AWS-AddWAFRegionalRuleToRuleGroup - Amazon Systems Manager Automation runbook reference
Services or capabilities described in Amazon Web Services documentation might vary by Region. To see the differences applicable to the China Regions, see Getting Started with Amazon Web Services in China (PDF).



The AWS-AddWAFRegionalRuleToRuleGroup runbook adds an existing Amazon WAF regional rule to a Amazon WAF regional rule group. Only Amazon WAF Classic regional rule groups are supported. Amazon WAF Classic regional rule groups can have a maximum of 10 rules.

Run this Automation (console)

Document type





Linux, macOS, Windows


  • AutomationAssumeRole

    Type: String

    Description: (Optional) The Amazon Resource Name (ARN) of the Amazon Identity and Access Management (IAM) role that allows Systems Manager Automation to perform the actions on your behalf. If no role is specified, Systems Manager Automation uses the permissions of the user that starts this runbook.

  • RuleGroupId

    Type: String

    Description: (Required) The ID of the rule group that you want to update.

  • RulePriority

    Type: Integer

    Description: (Required) The priority for the new rule. Rule priority determines the order in which rules in a regional group are evaluated. Rules with a lower value have higher priority than rules with a higher value. The value must be a unique integer. If you add multiple rules to a regional rule group, the values don't have to be consecutive.

  • RuleId

    Type: String

    Description: (Required) The ID for the rule that you want to add to your regional rule group.

  • RuleAction

    Type: String

    Description: (Required) Specifies the action that Amazon WAF takes when a web request matches the conditions of the rule.

    Valid values: ALLOW | BLOCK | COUNT

Required IAM permissions

The AutomationAssumeRole parameter requires the following actions to use the runbook successfully.

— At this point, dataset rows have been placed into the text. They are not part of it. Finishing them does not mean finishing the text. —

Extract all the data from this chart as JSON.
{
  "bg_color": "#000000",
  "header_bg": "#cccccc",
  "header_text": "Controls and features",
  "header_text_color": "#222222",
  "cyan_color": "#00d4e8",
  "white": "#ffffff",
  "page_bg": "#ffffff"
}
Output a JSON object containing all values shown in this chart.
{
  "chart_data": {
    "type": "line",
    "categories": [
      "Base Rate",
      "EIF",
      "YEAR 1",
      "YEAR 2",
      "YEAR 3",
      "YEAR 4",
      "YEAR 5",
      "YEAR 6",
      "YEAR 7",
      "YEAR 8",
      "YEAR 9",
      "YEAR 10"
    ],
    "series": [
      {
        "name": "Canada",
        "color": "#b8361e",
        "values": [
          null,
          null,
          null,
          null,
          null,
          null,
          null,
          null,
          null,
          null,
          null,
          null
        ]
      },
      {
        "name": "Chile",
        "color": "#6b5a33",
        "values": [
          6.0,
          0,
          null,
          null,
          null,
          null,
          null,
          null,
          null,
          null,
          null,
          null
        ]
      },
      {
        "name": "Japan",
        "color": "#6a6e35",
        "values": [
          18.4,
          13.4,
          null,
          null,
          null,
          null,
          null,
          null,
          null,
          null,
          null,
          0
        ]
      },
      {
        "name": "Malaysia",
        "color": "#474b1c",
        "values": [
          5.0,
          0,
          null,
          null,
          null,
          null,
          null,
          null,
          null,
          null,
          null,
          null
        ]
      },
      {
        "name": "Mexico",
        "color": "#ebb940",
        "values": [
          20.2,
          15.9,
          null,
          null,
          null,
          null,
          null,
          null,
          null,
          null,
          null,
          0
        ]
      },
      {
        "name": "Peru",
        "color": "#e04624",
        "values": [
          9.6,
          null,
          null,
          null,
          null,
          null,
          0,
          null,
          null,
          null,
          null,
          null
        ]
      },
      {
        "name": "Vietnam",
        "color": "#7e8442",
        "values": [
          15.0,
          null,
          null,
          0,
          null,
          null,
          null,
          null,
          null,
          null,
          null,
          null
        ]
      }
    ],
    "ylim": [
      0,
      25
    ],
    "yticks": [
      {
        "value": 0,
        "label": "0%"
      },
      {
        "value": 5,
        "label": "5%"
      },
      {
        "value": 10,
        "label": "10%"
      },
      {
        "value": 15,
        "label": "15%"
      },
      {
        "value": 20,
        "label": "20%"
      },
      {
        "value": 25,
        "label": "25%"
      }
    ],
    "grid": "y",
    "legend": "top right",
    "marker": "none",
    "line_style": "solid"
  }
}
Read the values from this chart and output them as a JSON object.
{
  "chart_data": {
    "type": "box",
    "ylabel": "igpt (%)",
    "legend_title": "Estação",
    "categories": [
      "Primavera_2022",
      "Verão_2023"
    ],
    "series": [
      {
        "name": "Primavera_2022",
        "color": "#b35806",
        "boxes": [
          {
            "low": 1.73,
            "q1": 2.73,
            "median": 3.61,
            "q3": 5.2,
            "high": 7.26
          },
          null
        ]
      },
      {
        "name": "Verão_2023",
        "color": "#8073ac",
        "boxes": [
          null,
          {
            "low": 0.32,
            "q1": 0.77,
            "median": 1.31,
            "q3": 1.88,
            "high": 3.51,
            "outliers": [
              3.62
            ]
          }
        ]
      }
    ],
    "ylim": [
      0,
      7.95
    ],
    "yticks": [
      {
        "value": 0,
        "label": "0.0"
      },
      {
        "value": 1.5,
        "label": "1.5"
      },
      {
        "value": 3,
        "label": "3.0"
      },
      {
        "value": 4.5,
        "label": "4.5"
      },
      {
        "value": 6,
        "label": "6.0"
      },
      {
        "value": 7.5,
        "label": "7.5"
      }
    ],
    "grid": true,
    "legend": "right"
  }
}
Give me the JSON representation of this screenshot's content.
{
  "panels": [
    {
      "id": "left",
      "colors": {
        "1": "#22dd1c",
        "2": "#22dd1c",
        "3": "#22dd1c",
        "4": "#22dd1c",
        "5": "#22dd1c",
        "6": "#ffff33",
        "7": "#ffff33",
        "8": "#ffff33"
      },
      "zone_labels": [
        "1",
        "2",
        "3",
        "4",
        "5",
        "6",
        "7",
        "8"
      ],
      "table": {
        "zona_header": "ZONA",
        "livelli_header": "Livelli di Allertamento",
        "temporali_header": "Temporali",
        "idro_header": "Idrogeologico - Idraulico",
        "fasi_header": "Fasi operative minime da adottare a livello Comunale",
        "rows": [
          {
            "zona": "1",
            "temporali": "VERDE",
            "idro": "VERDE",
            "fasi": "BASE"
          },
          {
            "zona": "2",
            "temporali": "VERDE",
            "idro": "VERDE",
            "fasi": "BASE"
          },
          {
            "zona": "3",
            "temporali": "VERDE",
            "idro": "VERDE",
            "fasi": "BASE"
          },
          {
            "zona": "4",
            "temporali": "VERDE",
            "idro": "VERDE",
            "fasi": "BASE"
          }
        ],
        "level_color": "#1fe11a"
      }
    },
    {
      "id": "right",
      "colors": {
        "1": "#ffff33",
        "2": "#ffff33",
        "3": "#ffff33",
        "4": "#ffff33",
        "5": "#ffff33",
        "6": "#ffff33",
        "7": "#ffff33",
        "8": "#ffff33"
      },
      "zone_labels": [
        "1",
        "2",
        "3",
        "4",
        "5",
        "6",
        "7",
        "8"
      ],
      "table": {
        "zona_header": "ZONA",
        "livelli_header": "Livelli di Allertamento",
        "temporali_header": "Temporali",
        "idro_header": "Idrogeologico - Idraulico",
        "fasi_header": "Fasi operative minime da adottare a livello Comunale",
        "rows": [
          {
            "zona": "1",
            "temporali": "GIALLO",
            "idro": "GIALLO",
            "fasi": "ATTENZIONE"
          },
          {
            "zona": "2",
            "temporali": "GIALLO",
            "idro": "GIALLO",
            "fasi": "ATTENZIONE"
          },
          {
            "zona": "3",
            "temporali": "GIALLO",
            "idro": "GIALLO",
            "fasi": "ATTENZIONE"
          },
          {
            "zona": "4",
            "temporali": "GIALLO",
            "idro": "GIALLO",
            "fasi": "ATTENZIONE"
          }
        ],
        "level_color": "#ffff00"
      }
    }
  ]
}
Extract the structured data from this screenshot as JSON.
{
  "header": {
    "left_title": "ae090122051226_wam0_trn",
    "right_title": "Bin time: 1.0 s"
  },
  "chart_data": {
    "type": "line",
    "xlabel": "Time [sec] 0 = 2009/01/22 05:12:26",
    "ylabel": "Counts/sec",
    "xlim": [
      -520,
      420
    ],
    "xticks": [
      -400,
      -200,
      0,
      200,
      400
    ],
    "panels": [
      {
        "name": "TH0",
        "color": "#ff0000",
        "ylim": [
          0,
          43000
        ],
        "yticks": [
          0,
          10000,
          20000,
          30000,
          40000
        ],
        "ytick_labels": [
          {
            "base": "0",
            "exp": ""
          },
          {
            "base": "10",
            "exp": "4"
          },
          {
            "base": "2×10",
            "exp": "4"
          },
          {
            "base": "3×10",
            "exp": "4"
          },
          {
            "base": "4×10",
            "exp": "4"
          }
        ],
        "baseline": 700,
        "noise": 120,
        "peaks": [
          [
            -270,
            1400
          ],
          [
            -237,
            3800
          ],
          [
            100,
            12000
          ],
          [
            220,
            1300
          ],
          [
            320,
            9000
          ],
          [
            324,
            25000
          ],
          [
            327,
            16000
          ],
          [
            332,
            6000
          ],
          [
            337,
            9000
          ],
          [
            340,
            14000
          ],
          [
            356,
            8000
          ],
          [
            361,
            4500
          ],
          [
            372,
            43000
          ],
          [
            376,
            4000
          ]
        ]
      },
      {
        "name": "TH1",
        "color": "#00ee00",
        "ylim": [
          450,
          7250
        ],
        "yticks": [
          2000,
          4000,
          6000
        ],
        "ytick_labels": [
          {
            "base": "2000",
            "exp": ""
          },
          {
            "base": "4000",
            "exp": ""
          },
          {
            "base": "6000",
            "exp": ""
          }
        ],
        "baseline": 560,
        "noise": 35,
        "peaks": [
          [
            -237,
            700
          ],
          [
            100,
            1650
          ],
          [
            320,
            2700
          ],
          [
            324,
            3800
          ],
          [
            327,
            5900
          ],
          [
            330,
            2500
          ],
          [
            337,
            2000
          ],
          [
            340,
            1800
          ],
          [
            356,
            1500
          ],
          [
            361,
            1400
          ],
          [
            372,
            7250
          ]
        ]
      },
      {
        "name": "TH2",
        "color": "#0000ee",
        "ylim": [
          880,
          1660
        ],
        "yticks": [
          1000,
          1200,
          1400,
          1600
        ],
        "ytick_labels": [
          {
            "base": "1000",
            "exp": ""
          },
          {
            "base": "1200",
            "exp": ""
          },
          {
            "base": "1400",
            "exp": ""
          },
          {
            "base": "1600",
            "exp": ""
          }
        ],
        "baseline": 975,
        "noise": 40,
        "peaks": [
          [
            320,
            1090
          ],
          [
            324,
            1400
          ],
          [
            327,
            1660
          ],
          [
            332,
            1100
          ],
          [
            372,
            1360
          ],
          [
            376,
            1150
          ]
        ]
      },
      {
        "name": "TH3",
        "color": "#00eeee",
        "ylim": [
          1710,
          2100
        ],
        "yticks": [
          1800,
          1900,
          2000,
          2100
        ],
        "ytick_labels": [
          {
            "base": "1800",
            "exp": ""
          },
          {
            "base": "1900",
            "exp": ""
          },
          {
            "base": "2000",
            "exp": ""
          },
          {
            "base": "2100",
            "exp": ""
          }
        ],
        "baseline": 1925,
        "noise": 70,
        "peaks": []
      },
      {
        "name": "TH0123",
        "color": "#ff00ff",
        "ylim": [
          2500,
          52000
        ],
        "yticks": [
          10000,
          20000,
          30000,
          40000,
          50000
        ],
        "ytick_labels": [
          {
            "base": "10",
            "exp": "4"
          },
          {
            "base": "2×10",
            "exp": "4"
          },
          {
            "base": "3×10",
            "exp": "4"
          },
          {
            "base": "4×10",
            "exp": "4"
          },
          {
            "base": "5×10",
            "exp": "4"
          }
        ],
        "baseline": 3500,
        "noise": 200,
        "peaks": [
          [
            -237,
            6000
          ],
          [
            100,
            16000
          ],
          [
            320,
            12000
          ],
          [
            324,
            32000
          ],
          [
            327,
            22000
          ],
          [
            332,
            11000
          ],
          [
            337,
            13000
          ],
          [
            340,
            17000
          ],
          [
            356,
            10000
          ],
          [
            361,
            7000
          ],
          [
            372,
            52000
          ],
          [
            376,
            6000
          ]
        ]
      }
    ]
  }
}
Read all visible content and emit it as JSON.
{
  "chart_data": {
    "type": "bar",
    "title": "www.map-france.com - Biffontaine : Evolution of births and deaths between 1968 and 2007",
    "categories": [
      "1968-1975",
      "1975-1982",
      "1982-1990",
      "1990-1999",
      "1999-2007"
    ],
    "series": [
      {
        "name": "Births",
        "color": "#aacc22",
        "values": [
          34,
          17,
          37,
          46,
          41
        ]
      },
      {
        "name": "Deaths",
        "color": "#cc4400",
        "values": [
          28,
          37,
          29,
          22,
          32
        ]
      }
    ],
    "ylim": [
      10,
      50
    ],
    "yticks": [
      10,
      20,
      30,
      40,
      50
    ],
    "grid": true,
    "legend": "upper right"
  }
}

  • ssm:StartAutomationExecution

  • ssm:GetAutomationExecution

  • waf-regional:GetChangeToken

  • waf-regional:GetChangeTokenStatus

  • waf-regional:ListActivatedRulesInRuleGroup

  • waf-regional:UpdateRuleGroup

Document Steps

  • GetWAFChangeToken (aws:executeAwsApi) - Retrieves a Amazon WAF change token to ensure the runbook doesn't submit conflicting requests to the service.

  • AddWAFRuleToWAFRegionalRuleGroup (aws:executeScript) - Adds the specified rule to the Amazon WAF regional rule group.

  • VerifyChangeTokenPropagating (aws:waitForAwsResourceProperty) - Verifies the change token has a status of PENDING or INSYNC.

  • VerifyRuleAddedToRuleGroup (aws:executeScript) - Verifies the specified Amazon WAF rule was added to the target regional rule group.


  • VerifyRuleAddedToRuleGroup.VerifyRuleAddedToRuleGroupResponse - Output of the step verifying that the new rule was aded to the regional rule group.

  • VerifyRuleAddedToRuleGroup.ListActivatedRulesInRuleGroupResponse - Output of the ListActivatedRulesInRuleGroup API operation.